BOSCO E PALUDI DI RAUCCIO” REGIONAL PARK
Situated near to Lecce, the park has a remarkable number of ecosystems. From woodland to sand, to pasture land, to wetlands and marshy ponds to the defensive towers (Torre Rinalda and Torre Chianca) and fortified farmhouses (Masseria Barone Vecchio, Masseria Rauccio) there are four themed itineraries: Botanic, Fauna, Hydrologic and Socio-historic. Why choose one only?
LE CESINE NATURAL RESERVE
This is a splendid park situated between San Cataldo and Otranto, and is the last of the large wetland areas that used to line the coast between Otranto and Brindisi. It is a stopping place for numerous types of migrating birds, and the area is lined with paths and observation huts and there is also an old fortified farmhouse with towers. A short way from the park, there is the small village of Acaya and its 16th century castle with its mighty defensive towers is bound to impress.
OTRANTO S. MARIA DI LEUCA E BOSCO DI TRICASE PARK
The landscape is breathtaking: canals and caves produce spectacular plays of light and present rare flora and fauna. The must-sees are: the 12th century “Quercus valonea” oak tree; the Zinzulusa cave; the paleolithic incisions in the Romanelli cave; the neolithic paintings in the Grotta dei Cervi cave; the remains of the saint San Nicola di Casole; the amazing “dell’Orte” quarry; the big Palacia and Leuca light-houses.
THE UGENTO COASTAL PARK
This park is characterized by its wetlands that have been reclaimed; here endemic species of fauna as well as the presence of migratory and resident birds make this habitat of particular interest.
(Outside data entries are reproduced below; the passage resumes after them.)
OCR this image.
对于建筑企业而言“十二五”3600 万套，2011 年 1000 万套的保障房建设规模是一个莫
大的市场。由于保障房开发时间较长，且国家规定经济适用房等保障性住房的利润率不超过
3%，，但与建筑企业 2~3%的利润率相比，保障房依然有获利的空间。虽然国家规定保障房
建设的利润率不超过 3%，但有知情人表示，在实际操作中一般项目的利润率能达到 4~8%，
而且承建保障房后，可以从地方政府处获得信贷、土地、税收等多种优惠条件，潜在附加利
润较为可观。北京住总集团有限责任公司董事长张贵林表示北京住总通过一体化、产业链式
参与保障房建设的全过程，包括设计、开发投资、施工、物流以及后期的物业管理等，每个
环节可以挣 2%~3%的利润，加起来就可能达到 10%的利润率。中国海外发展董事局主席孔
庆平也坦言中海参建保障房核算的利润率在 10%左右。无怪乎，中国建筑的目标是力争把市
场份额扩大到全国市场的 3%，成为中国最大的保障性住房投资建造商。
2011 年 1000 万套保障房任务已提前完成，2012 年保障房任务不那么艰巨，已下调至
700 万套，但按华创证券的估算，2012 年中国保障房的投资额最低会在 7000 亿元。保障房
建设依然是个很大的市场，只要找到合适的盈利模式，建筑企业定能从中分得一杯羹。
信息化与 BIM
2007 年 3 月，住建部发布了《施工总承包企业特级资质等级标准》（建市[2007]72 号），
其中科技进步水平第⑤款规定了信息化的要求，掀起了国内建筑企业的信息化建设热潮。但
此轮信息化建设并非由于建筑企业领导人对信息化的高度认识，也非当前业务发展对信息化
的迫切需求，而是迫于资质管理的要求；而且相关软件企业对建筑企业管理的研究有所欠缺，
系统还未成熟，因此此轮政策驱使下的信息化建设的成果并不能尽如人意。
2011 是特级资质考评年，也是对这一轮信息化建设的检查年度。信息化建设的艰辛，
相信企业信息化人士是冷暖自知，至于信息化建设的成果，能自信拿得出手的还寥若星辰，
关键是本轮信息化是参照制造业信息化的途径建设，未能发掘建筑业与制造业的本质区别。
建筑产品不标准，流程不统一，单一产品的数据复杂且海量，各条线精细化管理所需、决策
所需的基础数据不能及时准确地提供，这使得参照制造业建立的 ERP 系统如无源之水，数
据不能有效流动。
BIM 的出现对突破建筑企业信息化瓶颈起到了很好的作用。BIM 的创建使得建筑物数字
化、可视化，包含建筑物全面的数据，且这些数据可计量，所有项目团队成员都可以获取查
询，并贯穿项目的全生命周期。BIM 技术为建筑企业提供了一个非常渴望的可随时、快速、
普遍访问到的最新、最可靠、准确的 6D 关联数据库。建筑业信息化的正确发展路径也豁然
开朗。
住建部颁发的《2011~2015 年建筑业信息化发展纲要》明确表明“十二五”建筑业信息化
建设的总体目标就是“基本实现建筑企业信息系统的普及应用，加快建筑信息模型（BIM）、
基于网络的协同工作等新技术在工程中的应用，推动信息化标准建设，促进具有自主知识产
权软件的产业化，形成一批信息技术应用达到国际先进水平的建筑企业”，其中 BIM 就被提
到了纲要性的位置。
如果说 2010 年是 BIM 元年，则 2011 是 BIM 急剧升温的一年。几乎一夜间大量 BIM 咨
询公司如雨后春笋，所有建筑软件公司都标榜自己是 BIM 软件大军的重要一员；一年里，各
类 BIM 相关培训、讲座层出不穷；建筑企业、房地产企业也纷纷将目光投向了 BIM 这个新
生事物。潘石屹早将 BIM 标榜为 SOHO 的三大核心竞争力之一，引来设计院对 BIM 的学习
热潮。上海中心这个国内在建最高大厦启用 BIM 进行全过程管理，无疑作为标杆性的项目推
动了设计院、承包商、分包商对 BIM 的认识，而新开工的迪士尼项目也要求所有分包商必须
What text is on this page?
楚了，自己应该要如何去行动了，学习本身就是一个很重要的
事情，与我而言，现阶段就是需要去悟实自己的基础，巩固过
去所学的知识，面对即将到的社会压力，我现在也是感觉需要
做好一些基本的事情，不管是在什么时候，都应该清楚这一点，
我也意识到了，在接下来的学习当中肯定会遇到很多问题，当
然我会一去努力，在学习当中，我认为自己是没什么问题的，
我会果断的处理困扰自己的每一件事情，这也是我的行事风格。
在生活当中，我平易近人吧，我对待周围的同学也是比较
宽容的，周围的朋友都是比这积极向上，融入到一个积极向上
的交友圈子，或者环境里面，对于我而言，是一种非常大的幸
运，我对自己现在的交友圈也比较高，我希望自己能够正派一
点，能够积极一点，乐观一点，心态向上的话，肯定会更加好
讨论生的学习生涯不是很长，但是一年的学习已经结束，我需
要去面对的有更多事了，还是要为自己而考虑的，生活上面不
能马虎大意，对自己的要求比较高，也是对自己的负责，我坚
The “Serre di Ugento” hills also capture the eye: these hills are of karst origin and are lined by so-called “gravinelle” (karst fissures). An area of nature, landscapes and history of 1600 hectares waiting to be discovered.
ISOLA S. ANDREA AND THE COAST AT PUNTA PIZZO
In the middle of Mediterranean salt steppes and rocky coasts, there is the island of Sant’Andrea (near to Gallipoli), where it is possible to see a colony of Corsican seagulls and other rare species of flora and fauna. Also near to Gallipoli, there is the coastline of Punta Pizzo with is made up of an interesting mosaic of important natural and historic features. All with the beautiful backdrop of the crystal-clear sea.
THE PORTO CESAREO RESERVE AND PORTOSELVAGGIO PARK
Imagine never-ending beaches, with tropical-looking seas: this is Punto Prosciutto. At this point the Porto Cesareo reserve begins that together with the Protected Sea Area (Area Marina Protetta) and islands, Mediterranean vegetation and karst lakes reaches the park of Portoselvaggio: 300 hectares of Mediterranean pine forest make this one of Salento’s biggest green areas in which the “Torre dell’Alto” and “Torre di Uluzzo” towers majestically dominate this spectacular panorama.